The project uses the NVIDIA Jetson Nano Developer Kit to recognize hand gestures and control a robot dog without a controller.

James Bruton of XRobots was awarded the ‘Jetson Project of the Month’ for OpenDog V2. This project uses the NVIDIA Jetson Nano Developer Kit to recognize hand gestures and control a robot dog without a controller. 

James, a robot inventor, thought it’d be nice if his OpenDog robot responded to hand gestures. To make this happen, he used transfer learning to retrain an existing SSD-Mobilenet object detection model using PyTorch. During the training process, he identified five hand gestures for the robot to move forward, backward, left, right and to jump. Using the camera capture tool, he captured these gestures and assigned them to the appropriate class. 

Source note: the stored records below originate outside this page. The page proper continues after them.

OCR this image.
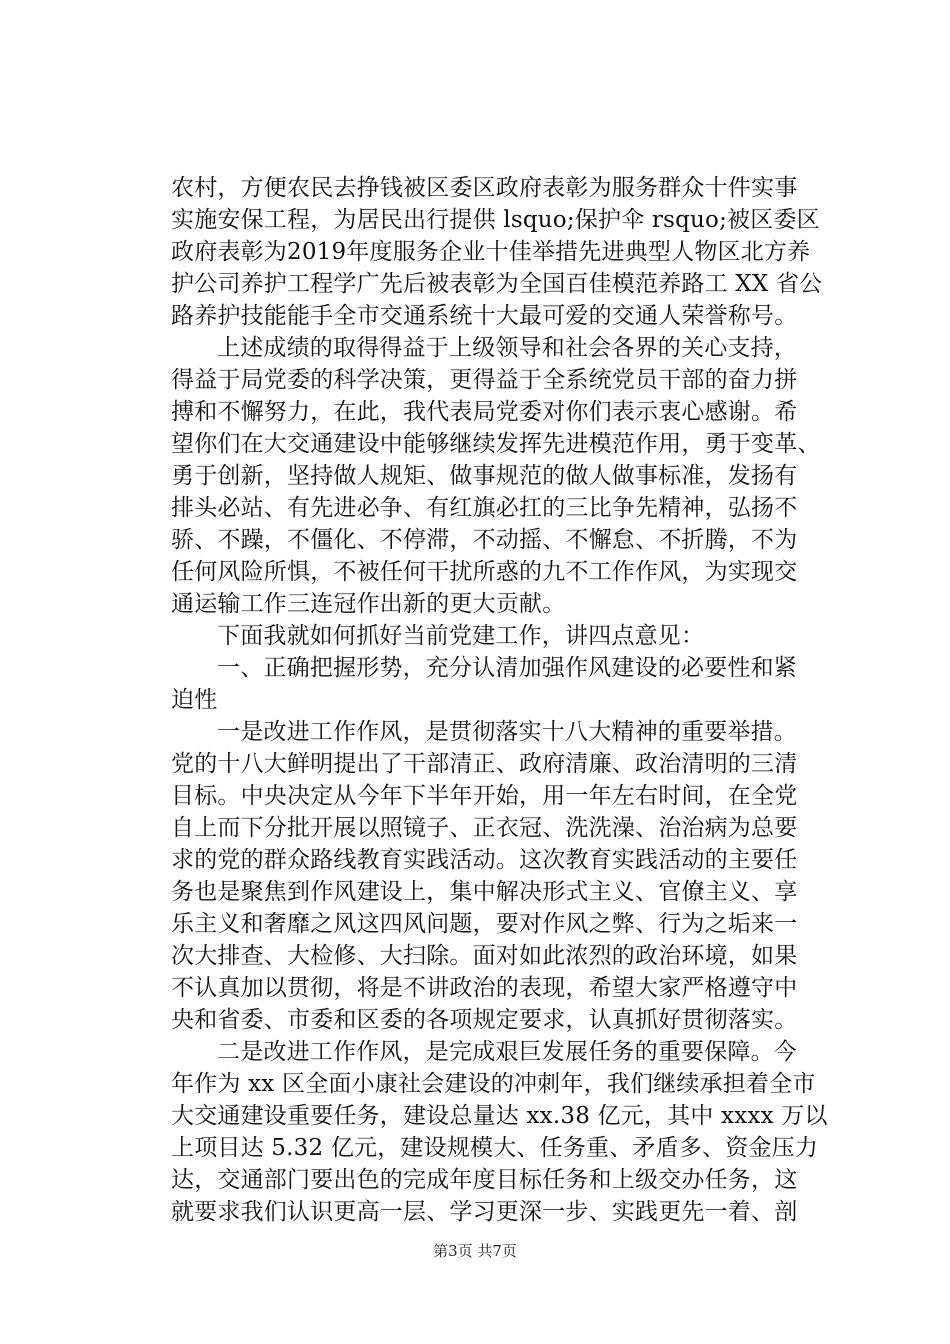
农村，方便农民去挣钱被区委区政府表彰为服务群众十件实事
实施安保工程，为居民出行提供 lsquo;保护伞 rsquo;被区委区
政府表彰为2019年度服务企业十佳举措先进典型人物区北方养
护公司养护工程学广先后被表彰为全国百佳模范养路工 XX 省公
路养护技能能手全市交通系统十大最可爱的交通人荣誉称号。
上述成绩的取得得益于上级领导和社会各界的关心支持，
得益于局党委的科学决策，更得益于全系统党员干部的奋力拼
搏和不懈努力，在此，我代表局党委对你们表示衷心感谢。希
望你们在大交通建设中能够继续发挥先进模范作用，勇于变革、
勇于创新，坚持做人规矩、做事规范的做人做事标准，发扬有
排头必站、有先进必争、有红旗必扛的三比争先精神，弘扬不
骄、不躁，不僵化、不停滞，不动摇、不懈怠、不折腾，不为
任何风险所惧，不被任何干扰所惑的九不工作作风，为实现交
通运输工作三连冠作出新的更大贡献。
下面我就如何抓好当前党建工作，讲四点意见：
一、正确把握形势，充分认清加强作风建设的必要性和紧
迫性
一是改进工作作风，是贯彻落实十八大精神的重要举措。
党的十八大鲜明提出了干部清正、政府清廉、政治清明的三清
目标。中央决定从今年下半年开始，用一年左右时间，在全党
自上而下分批开展以照镜子、正衣冠、洗洗澡、治治病为总要
求的党的群众路线教育实践活动。这次教育实践活动的主要任
务也是聚焦到作风建设上，集中解决形式主义、官僚主义、享
乐主义和奢靡之风这四风问题，要对作风之弊、行为之垢来一
次大排查、大检修、大扫除。面对如此浓烈的政治环境，如果
不认真加以贯彻，将是不讲政治的表现，希望大家严格遵守中
央和省委、市委和区委的各项规定要求，认真抓好贯彻落实。
二是改进工作作风，是完成艰巨发展任务的重要保障。今
年作为 xx 区全面小康社会建设的冲刺年，我们继续承担着全市
大交通建设重要任务，建设总量达 xx.38 亿元，其中 xxxx 万以
上项目达 5.32 亿元，建设规模大、任务重、矛盾多、资金压力
达，交通部门要出色的完成年度目标任务和上级交办任务，这
就要求我们认识更高一层、学习更深一步、实践更先一着、剖
第3页 共7页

Capturing and labeling hand gesture data

He ensured that these images were captured at a specific distance from the camera to make sure the OpenDog doesn’t get distracted by hand gestures or similar patterns in the background.

James notes that the project can be improved by adding more training data which includes gestures in different indoor and outdoor backgrounds and from different users. Furthermore, he plans to convert OpenDog to a ROS robot similar to his Really Useful AI Robot. He created a series of videos to show his journey of building this project and the code is available on GitHub.